Em relação ao serviço de banda larga fixa total, a Oi superou os 5,1 milhões de usuários no trimestre (somando-se os assinantes residenciais e do Empresarial/Corporativo), com crescimento de 15,4% no segmento Residencial e 4,1% no Empresarial/Corporativo na comparação com o primeiro trimestre de 2011. A velocidade média atingiu 2,6 Mega em março de 2012, apresentando crescimento de 37% em relação ao primeiro trimestre do ano passado. E do total da base de clientes de banda larga, 24,1% já possuem velocidade igual ou superior a 5 Mega (23,8% no 4T11), sendo, deste total, aproximadamente 50% com velocidade superior a 10 Mega.

A base de clientes móveis total obteve adições líquidas de 985 mil clientes, totalizando 46,5 milhões de usuários ao final do primeiro trimestre de 2012, com crescimento de 2,2% em relação ao trimestre anterior. Este número representa o somatório de mobilidade pessoal, que chegou a 44,1 milhões, com o segmento Empresarial/Corporativo, que alcançou 2,4 milhões.

Investimentos – Os investimentos realizados pela empresa de janeiro a março totalizaram R$ 1,09 bilhão, 31,6 % acima do efetuado no primeiro trimestre de 2011. O desembolso está em linha com o Plano Estratégico anunciado no Oi Investor Day, que prevê R$ 6 bilhões em investimentos para este ano e R$ 24 bilhões no período de 2012 a 2015. A companhia manteve a maior parte dos investimentos destinada para a implantação e expansão da rede móvel principalmente na Região I, além do aumento no suporte de IP no segmento Corporativo e na adequação da infraestrutura dos serviços de telecomunicação.

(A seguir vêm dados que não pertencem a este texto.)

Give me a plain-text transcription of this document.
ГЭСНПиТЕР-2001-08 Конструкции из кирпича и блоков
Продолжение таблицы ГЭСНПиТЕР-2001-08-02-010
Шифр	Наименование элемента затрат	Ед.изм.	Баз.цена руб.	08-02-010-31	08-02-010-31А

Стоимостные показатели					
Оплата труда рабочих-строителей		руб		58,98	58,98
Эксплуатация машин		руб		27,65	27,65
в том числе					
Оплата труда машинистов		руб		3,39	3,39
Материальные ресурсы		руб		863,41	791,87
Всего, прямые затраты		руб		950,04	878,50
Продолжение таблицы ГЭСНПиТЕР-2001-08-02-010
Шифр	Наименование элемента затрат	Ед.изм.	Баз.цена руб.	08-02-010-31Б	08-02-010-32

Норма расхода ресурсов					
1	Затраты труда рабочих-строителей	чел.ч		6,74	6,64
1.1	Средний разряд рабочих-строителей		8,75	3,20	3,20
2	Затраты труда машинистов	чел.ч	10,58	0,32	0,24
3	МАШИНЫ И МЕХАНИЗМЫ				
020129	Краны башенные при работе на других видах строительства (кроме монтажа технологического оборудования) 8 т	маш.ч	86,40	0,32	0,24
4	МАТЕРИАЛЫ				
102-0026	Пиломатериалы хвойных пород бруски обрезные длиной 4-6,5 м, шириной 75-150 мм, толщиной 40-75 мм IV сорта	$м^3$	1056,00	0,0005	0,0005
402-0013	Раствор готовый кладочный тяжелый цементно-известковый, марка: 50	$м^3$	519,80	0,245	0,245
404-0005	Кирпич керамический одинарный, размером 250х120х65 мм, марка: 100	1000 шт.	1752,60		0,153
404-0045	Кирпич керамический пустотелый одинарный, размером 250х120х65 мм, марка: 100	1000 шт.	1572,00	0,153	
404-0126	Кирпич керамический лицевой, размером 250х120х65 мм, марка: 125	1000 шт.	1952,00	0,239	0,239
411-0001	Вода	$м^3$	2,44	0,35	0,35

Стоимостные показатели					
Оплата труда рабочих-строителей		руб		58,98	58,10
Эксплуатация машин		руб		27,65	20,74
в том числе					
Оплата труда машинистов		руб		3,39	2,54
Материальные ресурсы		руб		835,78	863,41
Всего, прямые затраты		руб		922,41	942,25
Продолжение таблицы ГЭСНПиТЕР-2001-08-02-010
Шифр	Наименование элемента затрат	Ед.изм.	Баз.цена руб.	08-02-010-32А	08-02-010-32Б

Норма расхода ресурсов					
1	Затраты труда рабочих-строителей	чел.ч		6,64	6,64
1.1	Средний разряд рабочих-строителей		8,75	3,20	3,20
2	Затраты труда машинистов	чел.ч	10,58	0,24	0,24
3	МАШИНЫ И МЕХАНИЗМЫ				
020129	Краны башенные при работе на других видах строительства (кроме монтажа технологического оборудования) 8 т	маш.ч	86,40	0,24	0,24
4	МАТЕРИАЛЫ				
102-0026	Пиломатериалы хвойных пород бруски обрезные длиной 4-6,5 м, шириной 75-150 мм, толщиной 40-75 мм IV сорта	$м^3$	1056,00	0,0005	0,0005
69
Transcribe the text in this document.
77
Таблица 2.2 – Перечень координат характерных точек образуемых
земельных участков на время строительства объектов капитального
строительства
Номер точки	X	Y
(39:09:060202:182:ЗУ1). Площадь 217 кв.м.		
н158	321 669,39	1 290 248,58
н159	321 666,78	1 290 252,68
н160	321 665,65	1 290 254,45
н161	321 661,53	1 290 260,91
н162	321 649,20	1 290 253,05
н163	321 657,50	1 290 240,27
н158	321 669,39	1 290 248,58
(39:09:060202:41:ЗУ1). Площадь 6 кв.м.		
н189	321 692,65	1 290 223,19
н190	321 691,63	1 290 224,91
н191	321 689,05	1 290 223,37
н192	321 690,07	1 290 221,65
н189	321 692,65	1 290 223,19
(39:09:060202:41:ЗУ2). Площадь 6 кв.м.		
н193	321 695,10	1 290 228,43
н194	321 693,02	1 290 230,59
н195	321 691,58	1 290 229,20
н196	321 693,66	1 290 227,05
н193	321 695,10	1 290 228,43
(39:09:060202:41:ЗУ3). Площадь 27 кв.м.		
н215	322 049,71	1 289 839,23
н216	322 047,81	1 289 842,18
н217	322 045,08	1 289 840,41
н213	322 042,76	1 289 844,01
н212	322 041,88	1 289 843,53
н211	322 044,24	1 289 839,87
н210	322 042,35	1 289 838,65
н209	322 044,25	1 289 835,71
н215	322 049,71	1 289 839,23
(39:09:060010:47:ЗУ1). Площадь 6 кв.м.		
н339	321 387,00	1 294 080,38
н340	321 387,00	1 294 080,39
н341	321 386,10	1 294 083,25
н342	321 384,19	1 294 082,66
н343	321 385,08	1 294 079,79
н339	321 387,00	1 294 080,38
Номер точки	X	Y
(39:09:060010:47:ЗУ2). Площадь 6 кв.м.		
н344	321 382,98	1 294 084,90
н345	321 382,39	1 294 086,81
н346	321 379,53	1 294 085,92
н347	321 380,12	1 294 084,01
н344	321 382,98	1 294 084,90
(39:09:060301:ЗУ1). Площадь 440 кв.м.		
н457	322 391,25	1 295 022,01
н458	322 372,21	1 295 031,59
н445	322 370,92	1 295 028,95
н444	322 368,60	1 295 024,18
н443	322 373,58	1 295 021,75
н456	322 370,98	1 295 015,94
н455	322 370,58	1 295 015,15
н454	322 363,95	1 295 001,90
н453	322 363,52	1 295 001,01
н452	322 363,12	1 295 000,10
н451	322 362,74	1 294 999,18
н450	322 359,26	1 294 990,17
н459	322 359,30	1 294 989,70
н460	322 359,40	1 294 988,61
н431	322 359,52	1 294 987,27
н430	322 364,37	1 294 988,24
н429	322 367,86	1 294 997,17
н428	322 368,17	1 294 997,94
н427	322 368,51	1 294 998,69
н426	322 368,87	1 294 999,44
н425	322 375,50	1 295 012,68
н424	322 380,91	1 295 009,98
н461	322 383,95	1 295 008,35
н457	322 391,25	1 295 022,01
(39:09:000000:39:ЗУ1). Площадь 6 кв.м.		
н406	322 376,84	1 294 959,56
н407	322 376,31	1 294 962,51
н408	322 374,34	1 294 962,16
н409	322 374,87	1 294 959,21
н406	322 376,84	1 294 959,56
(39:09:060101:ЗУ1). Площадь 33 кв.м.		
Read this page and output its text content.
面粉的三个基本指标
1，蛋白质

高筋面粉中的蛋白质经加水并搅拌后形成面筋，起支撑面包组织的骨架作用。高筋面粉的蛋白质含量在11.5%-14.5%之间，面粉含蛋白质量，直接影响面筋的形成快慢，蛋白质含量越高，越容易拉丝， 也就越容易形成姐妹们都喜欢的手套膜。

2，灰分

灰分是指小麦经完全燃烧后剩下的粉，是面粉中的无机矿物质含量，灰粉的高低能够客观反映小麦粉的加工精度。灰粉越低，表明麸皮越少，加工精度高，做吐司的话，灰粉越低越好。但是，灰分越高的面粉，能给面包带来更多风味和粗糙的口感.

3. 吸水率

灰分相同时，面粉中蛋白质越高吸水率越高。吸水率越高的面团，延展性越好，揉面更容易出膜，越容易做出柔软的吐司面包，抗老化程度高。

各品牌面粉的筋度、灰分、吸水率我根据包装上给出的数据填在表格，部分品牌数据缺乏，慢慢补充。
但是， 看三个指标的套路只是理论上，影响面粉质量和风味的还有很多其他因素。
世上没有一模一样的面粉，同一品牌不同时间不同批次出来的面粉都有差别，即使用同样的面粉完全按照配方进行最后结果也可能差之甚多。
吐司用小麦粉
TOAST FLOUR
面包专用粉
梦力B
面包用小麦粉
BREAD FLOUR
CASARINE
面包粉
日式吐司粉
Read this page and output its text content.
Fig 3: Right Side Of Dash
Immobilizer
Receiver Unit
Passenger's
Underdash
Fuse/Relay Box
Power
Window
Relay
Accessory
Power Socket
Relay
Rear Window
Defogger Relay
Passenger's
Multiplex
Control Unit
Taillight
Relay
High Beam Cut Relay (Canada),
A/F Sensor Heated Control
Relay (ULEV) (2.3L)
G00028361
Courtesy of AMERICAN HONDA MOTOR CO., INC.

Receita – A receita líquida obtida pela Oi foi de R$ 6,8 bilhões. Apesar da queda de 1,9% frente ao primeiro trimestre do ano passado, o resultado está em linha com o cenário apresentado no Plano Estratégico de longo prazo da companhia, que prevê que a aceleração da receita é precedida pela melhoria dos indicadores operacionais, como começou a ocorrer neste primeiro trimestre de 2012.

Custos e despesas operacionais – Os custos e despesas operacionais (excluindo depreciações/amortizações) totalizaram R$ 4,79 bilhões no primeiro trimestre, reduzindo 6,5% no comparativo trimestral e 3,2% no comparativo anual.